> Martin Carthy > Songs > Bonny Moorhen

Bonny Moorhen

[trad.]

Martin Carthy sang Bonny Moorhen in 2014 on his and Eliza Carthy's duo album, The Moral of the Elephant. He commented in their album's sleeve notes:

Mike Bettison, having for many years been a mainstay of Flowers and Frolics and of The Fabulous Salami Brothers, is these days a Community Arts organiser in Hawes and he phoned a while back having run to earth the grandson of the man who sang Scarborough Fair to Ewan MacColl in the late 1940s. He is Floyd Anderson and his grandfather Mike Anderson, a retired lead miner. Mike was kind enough to attach a recording by Alan Lomax of Mark singing The Bonny Moorhen, a song about a fight between starving lead miners and, representing the landowners, a large gang sent to put them firmly in their place. The year is 1818, the Bonny Moorhen is, of course, the black grouse and the thrashing dealt out by those miners to the gang of thugs that turned up—replete with attack dogs—meant that the miners were, for a while at least, left to their own devices, or so it seems, attempts by those in authority to arrest those they regarded as culprits having been frustrated at just about every turn. I have taken the liberty of putting it to a different tune.

Note: The Jacobite Rebellions song Bonny Moorhen is quite another song with just the same title.

Lyrics

Martin Carthy sings Bonny Moorhen

You brave lads of Weardale, I pray lend an ear
The account of a battle you quickly shall hear,
Fought by the miners so well you may ken,
Claiming a right to their bonny moorhen.

Now this bonny moorhen, as she plainly appeared,
Belonged to the miners some hundreds of years.
The miners of Weardale they're all gallant men,
They'll fight till they die for their bonny moorhen.

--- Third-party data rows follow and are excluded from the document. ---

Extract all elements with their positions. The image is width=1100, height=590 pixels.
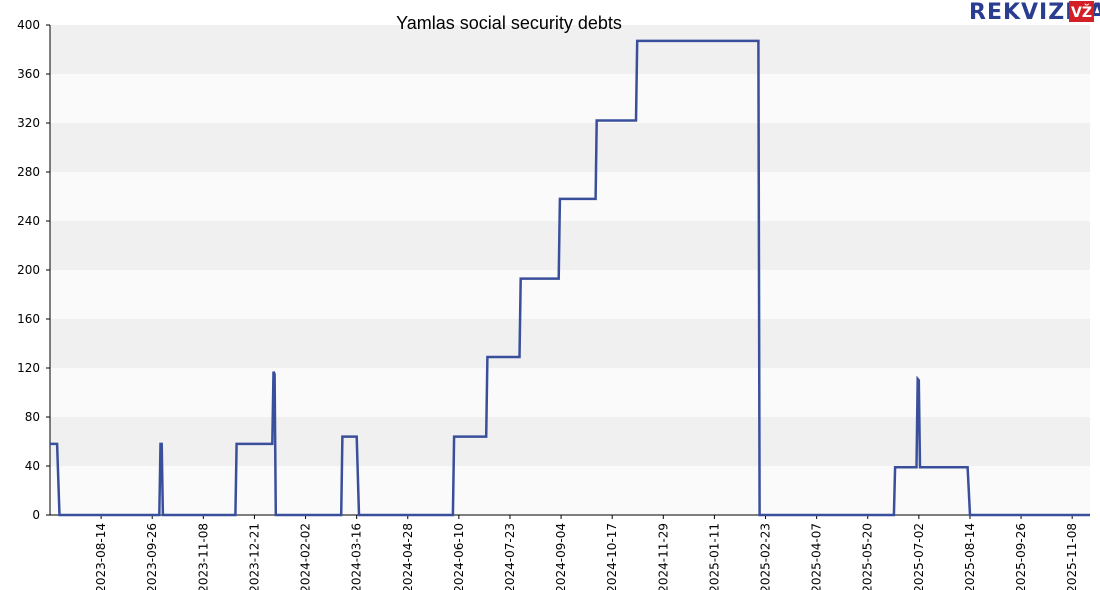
x-tick-label: 2025-04-07 bbox=[810, 523, 824, 590]
x-tick-label: 2025-08-14 bbox=[963, 523, 977, 590]
y-tick-label: 280 bbox=[17, 165, 40, 179]
y-axis-ticks: 0 40 80 120 160 200 240 280 320 360 400 bbox=[17, 18, 50, 522]
x-tick-label: 2025-09-26 bbox=[1014, 523, 1028, 590]
logo-badge-text: VŽ bbox=[1071, 4, 1092, 21]
grid-band bbox=[50, 74, 1090, 123]
x-tick-label: 2024-02-02 bbox=[299, 523, 313, 590]
x-tick-label: 2023-12-21 bbox=[247, 523, 261, 590]
y-tick-label: 400 bbox=[17, 18, 40, 32]
x-tick-label: 2024-07-23 bbox=[503, 523, 517, 590]
x-tick-label: 2023-08-14 bbox=[94, 523, 108, 590]
x-tick-label: 2025-07-02 bbox=[912, 523, 926, 590]
x-tick-label: 2024-11-29 bbox=[656, 523, 670, 590]
grid-band bbox=[50, 466, 1090, 515]
y-tick-label: 320 bbox=[17, 116, 40, 130]
x-tick-label: 2023-09-26 bbox=[145, 523, 159, 590]
x-tick-label: 2024-10-17 bbox=[605, 523, 619, 590]
y-tick-label: 240 bbox=[17, 214, 40, 228]
grid-band bbox=[50, 368, 1090, 417]
series-line bbox=[50, 39, 1090, 517]
x-tick-label: 2024-03-16 bbox=[350, 523, 364, 590]
grid-band bbox=[50, 417, 1090, 466]
chart-title: Yamlas social security debts bbox=[396, 13, 622, 33]
x-tick-label: 2025-01-11 bbox=[707, 523, 721, 590]
grid-band bbox=[50, 270, 1090, 319]
grid-band bbox=[50, 221, 1090, 270]
grid-band bbox=[50, 123, 1090, 172]
y-tick-label: 200 bbox=[17, 263, 40, 277]
grid-bands bbox=[50, 25, 1090, 515]
x-axis-ticks: 2023-08-14 2023-09-26 2023-11-08 2023-12-21… bbox=[94, 515, 1079, 590]
x-tick-label: 2024-09-04 bbox=[554, 523, 568, 590]
grid-band bbox=[50, 25, 1090, 74]
logo-badge bbox=[1069, 1, 1094, 22]
x-tick-label: 2024-06-10 bbox=[452, 523, 466, 590]
x-tick-label: 2025-05-20 bbox=[861, 523, 875, 590]
rekvizitai-logo: REKVIZITAI VŽ bbox=[969, 0, 1100, 25]
x-tick-label: 2025-02-23 bbox=[759, 523, 773, 590]
y-tick-label: 80 bbox=[25, 410, 40, 424]
y-tick-label: 40 bbox=[25, 459, 40, 473]
grid-band bbox=[50, 172, 1090, 221]
x-tick-label: 2025-11-08 bbox=[1065, 523, 1079, 590]
y-tick-label: 360 bbox=[17, 67, 40, 81]
grid-band bbox=[50, 319, 1090, 368]
y-tick-label: 160 bbox=[17, 312, 40, 326]
x-tick-label: 2023-11-08 bbox=[196, 523, 210, 590]
y-tick-label: 120 bbox=[17, 361, 40, 375]
y-tick-label: 0 bbox=[32, 508, 40, 522]
x-tick-label: 2024-04-28 bbox=[401, 523, 415, 590]
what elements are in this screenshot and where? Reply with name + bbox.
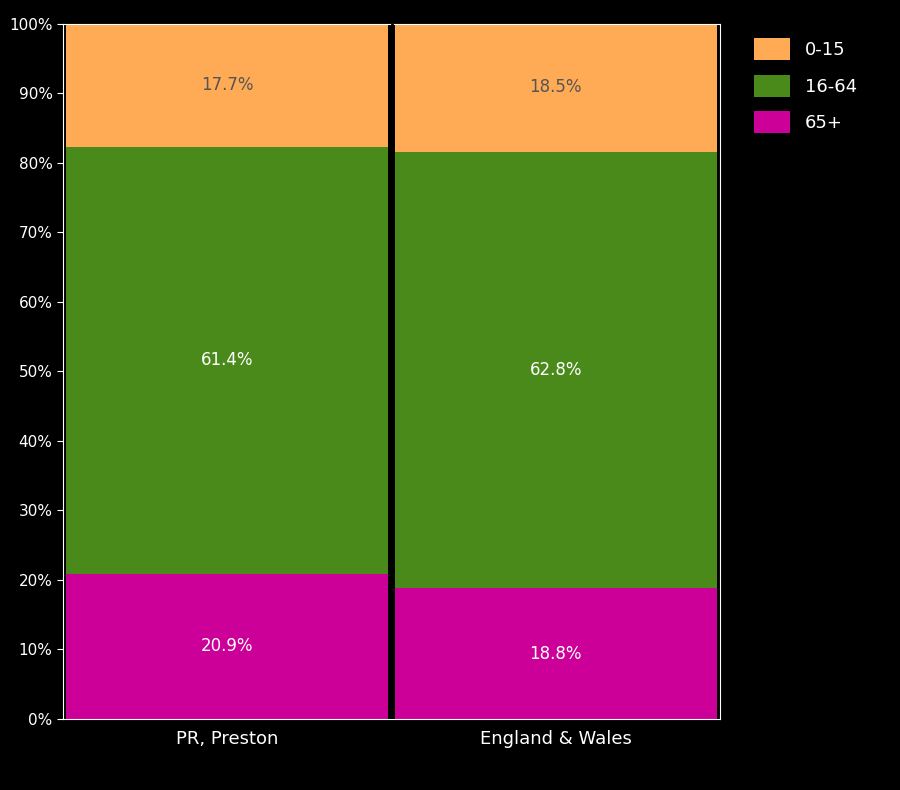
Text: 61.4%: 61.4% <box>201 352 254 369</box>
Bar <box>67 574 388 719</box>
Bar <box>395 23 716 152</box>
Bar <box>67 147 388 574</box>
Bar <box>67 24 388 147</box>
Text: 18.5%: 18.5% <box>529 78 582 96</box>
Legend: 0-15, 16-64, 65+: 0-15, 16-64, 65+ <box>749 32 862 138</box>
Text: 20.9%: 20.9% <box>201 638 254 655</box>
Bar <box>395 589 716 719</box>
Text: 62.8%: 62.8% <box>529 361 582 379</box>
Bar <box>395 152 716 589</box>
Text: 18.8%: 18.8% <box>529 645 582 663</box>
Text: 17.7%: 17.7% <box>201 76 254 94</box>
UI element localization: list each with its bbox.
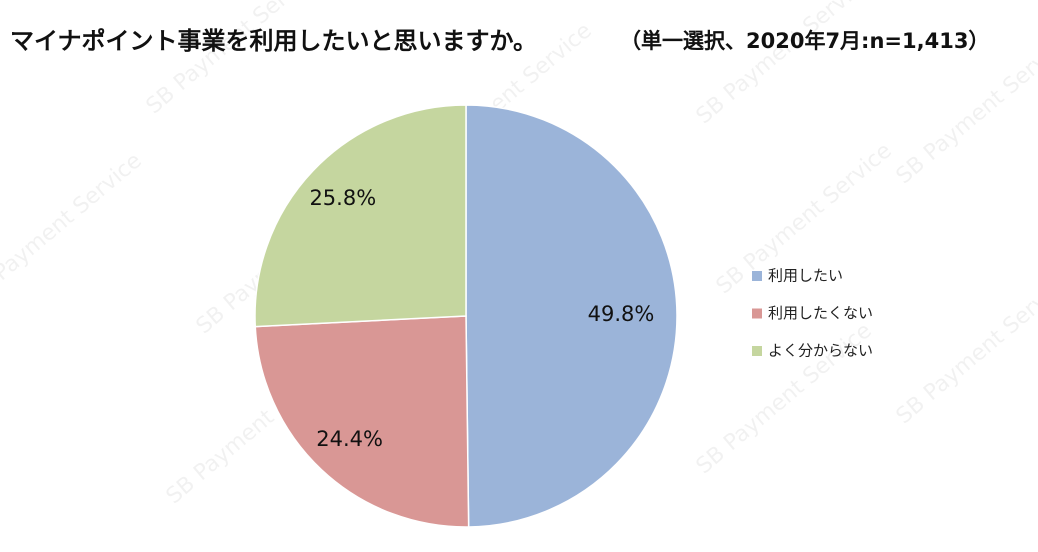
- data-label: 24.4%: [316, 427, 383, 451]
- chart-title: マイナポイント事業を利用したいと思いますか。: [10, 27, 537, 55]
- legend-swatch: [752, 308, 762, 319]
- legend-label: 利用したい: [768, 267, 843, 285]
- legend-label: よく分からない: [768, 342, 873, 360]
- legend-swatch: [752, 271, 762, 281]
- legend-swatch: [752, 346, 762, 356]
- pie-slice: [465, 104, 678, 528]
- pie-slice: [254, 104, 467, 328]
- data-label: 25.8%: [309, 186, 376, 210]
- data-label: 49.8%: [588, 302, 655, 326]
- pie-slice: [254, 315, 470, 528]
- chart-subtitle: （単一選択、2020年7月:n=1,413）: [620, 29, 989, 53]
- legend-label: 利用したくない: [768, 304, 873, 322]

Now the miners in Weardale, they're bred to the game,
Level their piece and make sure of their aim;
When the bonny moorhen she mounts up in the air
They will bring her down neatly, I vow and declare.

Now, times being hard, provisions being dear,
The miners were starving almost we do hear;
They'd nought to depend on, so well you may ken,
But to make what they could of their bonny moorhen.

But the fat man of Auckland and Durham the same
Laid claim to the moors and likewise to the game.
Sent word to the miners they'd have them to ken
They would stop them from shooting the bonny moorhen.

Now these word was carried to Weardale with speed,
It made those poor miners to hang down their heads.
Sent them an answer they'd have them to ken
They would fight till they died for their bonny moorhen.

When this word it reached to the gentlemen’s ears,
An army was risen, it quickly appears;
Land stewards, bum bailiffs, and gamekeepers too,
Were all ordered to Weardale to fight their way through.

Now a captain was wanted at the head of the clan;
H. Wye, of great Oakland, was choosed for their man.
His legs were too short and not fit for the stocks
And his head not so hard for to suffer the knocks.

This captain he had an attack dog of his own,
Taught by her master 'twas very well known.
Either beggars or tinkers, she'll pull off their bags,
And if that would not do she would rive them to rags.

Now this army set out straight away as we hear,
H. Wye in the front, attack dog in the rear.
They marched on to Wolsingham, then they made a halt,
Concerning the battle began to consult.

For they heard that the miners' grand army was strong
And the captain that led them was full six foot long.
That put H. Wye in a bodily fear,
And back to great Oakland he wished for to steer.

Up spoke the gamekeepers: “Cheer up, never fear,
Through Stanhope, through Weardale the way we will clear.
In Durham or Oakland we'll never have said
That by a few miners our army was beat.”

Now this battle was fought, fought in Stanhope town,
Where the chimneys did reek and the soot it fell down
Such a battle was never fought in Stanhope before
And I hope such a battle will never be fought more.

For they unhorsed the riders straightway on the plain,
H. Wye and his attack dog in the battle was slain.
Them that ran fastest got pushed out of town
And away they went home with their tails hanging down.

Now the bonny moorhen, she's got feathers anew,
Many fine colours, and none of them blue.
The miners of Weardale, they're all gallant men,
They'll fight till they die for their bonny moorhen.